13. Sacrificial language of the mass. From using NT language of the sacrifices at the temple (Matthew 5:23-26), combining it with the need to reconcile with brothers before worship (Matthew 18:15-20) and taking the sacrificial language of the prophesy of Malachi 1:11 and applying all of that to the eucharist/Lord's supper in 1 Corinthians 11/Luke 22/Matthew 26. The sacrificial language of the OT (Malachi) and NT (Matthew 5:23-26) was not meant to say that the eucharist would be a sacrifice, but rather an application of OT language to worship/thanksgiving/memorial of Christ's death/celebration in the NT church.
14. Transubstantiation: From memorial/spiritual presence of Christ in communion/ eucharist (Biblical) to actual physical presence (Justin Martyr to Radbertus in the 800s) to transubstantiation (developed from the 800s into 1215 AD)

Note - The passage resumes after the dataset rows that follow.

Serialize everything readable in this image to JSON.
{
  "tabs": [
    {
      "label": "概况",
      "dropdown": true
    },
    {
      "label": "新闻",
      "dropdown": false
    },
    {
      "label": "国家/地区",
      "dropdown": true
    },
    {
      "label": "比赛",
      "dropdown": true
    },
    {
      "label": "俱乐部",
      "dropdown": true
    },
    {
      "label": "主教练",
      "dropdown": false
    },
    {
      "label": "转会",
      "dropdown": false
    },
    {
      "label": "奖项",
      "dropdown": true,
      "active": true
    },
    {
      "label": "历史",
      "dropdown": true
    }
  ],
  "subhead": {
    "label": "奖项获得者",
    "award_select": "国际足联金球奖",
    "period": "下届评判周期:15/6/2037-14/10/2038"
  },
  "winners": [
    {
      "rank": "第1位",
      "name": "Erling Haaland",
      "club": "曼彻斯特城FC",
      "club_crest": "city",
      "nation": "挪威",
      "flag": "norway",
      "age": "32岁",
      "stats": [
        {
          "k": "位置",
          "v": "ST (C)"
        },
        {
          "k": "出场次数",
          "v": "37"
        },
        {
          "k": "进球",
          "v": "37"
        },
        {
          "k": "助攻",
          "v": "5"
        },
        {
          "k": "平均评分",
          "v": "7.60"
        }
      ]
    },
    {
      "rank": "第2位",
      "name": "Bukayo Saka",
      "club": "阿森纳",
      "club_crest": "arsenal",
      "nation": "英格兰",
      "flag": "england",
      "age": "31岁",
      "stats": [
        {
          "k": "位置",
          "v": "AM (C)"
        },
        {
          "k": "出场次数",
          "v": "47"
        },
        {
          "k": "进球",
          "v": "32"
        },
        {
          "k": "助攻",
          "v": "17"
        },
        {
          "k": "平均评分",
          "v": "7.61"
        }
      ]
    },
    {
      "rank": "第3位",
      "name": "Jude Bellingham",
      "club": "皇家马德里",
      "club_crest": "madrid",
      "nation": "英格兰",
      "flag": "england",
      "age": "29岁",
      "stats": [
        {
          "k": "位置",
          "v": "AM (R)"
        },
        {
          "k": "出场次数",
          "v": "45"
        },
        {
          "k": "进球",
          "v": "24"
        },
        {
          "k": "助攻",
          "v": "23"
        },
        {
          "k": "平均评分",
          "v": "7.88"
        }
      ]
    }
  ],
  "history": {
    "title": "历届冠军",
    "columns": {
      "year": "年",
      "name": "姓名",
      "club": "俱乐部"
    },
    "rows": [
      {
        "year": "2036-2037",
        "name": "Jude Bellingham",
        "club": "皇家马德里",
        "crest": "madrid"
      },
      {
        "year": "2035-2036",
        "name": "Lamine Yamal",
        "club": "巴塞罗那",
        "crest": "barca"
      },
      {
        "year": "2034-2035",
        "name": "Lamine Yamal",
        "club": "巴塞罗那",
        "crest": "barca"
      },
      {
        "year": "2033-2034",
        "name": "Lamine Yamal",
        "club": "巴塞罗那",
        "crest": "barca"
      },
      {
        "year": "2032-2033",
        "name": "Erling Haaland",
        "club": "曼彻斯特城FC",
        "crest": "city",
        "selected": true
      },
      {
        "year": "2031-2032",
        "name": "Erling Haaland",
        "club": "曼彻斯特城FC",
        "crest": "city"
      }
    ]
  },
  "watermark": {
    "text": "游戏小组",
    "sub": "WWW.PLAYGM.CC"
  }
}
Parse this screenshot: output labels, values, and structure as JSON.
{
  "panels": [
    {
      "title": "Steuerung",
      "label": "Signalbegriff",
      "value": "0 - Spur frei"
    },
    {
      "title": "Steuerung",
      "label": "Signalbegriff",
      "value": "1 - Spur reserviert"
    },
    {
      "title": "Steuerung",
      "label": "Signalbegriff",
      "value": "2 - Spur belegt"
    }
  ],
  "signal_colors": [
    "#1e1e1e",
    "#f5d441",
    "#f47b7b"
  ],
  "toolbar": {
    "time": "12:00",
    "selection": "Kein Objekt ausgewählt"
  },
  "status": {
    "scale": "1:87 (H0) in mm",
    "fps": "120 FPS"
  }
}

Sometimes the doctrine of justification by faith alone can be discerned in the early church, in the writings of Clement, The Epistle to Diognetes, and Ambrosiaster seem to be really clear references. Also, later, in the writings of John Chrysostom seems clear, and in others, but they sometimes had some elements of the above practices and doctrines also. So they were inconsistent. These 14 practices/doctrines together (and probably with other issues not named here, too) combined to eclipse / hide the doctrine of justification by faith alone, like the moon hiding the sun in an eclipse. All of these things combined together to over-shadow the doctrine of justification by faith alone over the centuries until Wycliff and Hus and Luther started questioning these things.